Un loup est-il plus apte qu’un veau ? Mettez des loups dans un enclos fermé et riche en pâturages, ils y mourront de faim ; les veaux au contraire y prospéreront. Les veaux sont-ils donc plus aptes que les loups ? non assurément, car, si nous introduisons des loups dans l’enclos où sont déjà les veaux, ceux-ci seront mangés.
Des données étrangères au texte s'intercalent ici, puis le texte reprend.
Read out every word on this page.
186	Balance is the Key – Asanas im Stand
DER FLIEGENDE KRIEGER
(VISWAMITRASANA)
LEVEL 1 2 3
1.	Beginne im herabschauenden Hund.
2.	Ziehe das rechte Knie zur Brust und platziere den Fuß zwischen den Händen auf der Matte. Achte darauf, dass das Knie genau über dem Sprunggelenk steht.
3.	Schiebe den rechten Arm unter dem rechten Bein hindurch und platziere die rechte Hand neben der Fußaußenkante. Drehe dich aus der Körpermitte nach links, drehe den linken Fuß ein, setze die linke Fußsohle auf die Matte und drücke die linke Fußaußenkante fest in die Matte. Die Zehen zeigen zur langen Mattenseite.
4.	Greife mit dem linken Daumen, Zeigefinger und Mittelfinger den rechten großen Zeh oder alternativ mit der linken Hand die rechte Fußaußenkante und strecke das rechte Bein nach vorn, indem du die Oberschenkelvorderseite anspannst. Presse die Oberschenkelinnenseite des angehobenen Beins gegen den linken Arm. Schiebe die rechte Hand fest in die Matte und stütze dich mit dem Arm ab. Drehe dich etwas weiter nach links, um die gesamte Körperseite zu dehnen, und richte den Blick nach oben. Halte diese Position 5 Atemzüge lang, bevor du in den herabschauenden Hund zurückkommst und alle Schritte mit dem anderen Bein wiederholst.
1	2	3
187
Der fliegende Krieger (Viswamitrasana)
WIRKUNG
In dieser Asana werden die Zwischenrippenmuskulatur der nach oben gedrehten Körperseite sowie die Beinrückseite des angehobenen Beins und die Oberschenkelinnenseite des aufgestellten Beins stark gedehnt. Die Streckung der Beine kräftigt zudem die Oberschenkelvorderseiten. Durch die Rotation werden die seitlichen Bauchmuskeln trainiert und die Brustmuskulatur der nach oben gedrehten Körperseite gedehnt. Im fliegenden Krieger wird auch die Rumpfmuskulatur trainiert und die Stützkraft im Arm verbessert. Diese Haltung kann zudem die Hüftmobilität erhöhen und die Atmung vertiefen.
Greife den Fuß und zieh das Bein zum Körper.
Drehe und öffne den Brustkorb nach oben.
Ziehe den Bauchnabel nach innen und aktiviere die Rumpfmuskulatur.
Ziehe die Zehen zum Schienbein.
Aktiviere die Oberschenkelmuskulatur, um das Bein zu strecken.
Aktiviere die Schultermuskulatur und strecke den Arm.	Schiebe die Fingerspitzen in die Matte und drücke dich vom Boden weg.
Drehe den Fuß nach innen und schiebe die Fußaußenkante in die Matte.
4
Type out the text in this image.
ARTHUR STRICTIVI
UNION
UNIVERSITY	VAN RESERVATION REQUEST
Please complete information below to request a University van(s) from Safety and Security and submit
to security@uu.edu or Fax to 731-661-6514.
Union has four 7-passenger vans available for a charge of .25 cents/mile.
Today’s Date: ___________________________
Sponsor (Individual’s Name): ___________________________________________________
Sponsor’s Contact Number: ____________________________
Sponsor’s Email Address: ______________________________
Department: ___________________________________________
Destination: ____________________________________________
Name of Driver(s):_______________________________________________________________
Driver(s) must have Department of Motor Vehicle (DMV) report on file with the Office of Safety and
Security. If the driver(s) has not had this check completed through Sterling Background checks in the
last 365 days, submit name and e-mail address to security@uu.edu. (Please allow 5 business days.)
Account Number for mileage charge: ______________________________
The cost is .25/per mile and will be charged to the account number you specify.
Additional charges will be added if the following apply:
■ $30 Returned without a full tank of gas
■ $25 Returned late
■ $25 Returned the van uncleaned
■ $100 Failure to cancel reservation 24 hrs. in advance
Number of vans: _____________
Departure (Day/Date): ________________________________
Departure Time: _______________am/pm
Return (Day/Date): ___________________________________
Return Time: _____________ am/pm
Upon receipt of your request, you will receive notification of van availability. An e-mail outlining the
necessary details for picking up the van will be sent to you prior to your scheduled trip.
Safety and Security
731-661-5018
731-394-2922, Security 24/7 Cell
Le principe de Darwin peut donc s’énoncer ainsi : lorsque plusieurs êtres se trouvent assemblés en un même endroit, ils ne peuvent y prospérer tous, parce que les matières alimentaires sont limitées ; il se produit une concurrence vitale qui détermine une sélection naturelle dont le résultat est la persistance des êtres les plus aptes dans les conditions considérées. Ces êtres les plus aptes, nous ne pouvons les connaître qu’a posteriori, en constatant les résultats de la concurrence. Or, pour qui veut étudier l’origine des espèces ou, en d’autres termes, raconter l’histoire passée de chacune des espèces qui existent aujourd’hui, ce langage a posteriori suffit parfaitement ; bien mieux, il ne permet pas de se tromper, puisqu’il n’exprime jamais que des vérités certaines. Il raconte l’histoire, sans faire la philosophie de l’histoire. Si un historien se contente d’exposer la succession des empires dans les périodes dont on a conservé des documents certains, il ne peut pas se tromper ; il emploie le langage darwinien, puisqu’il constate, en réalité, que les plus aptes ont sans cesse persisté

  1. Ou encore, ce qui est plus vraisemblable, une maladie qui respecte un certain nombre d’individus noirs ou blancs et tue les autres, le caractère de résistance à cette maladie étant absolument indépendant de la pigmentation.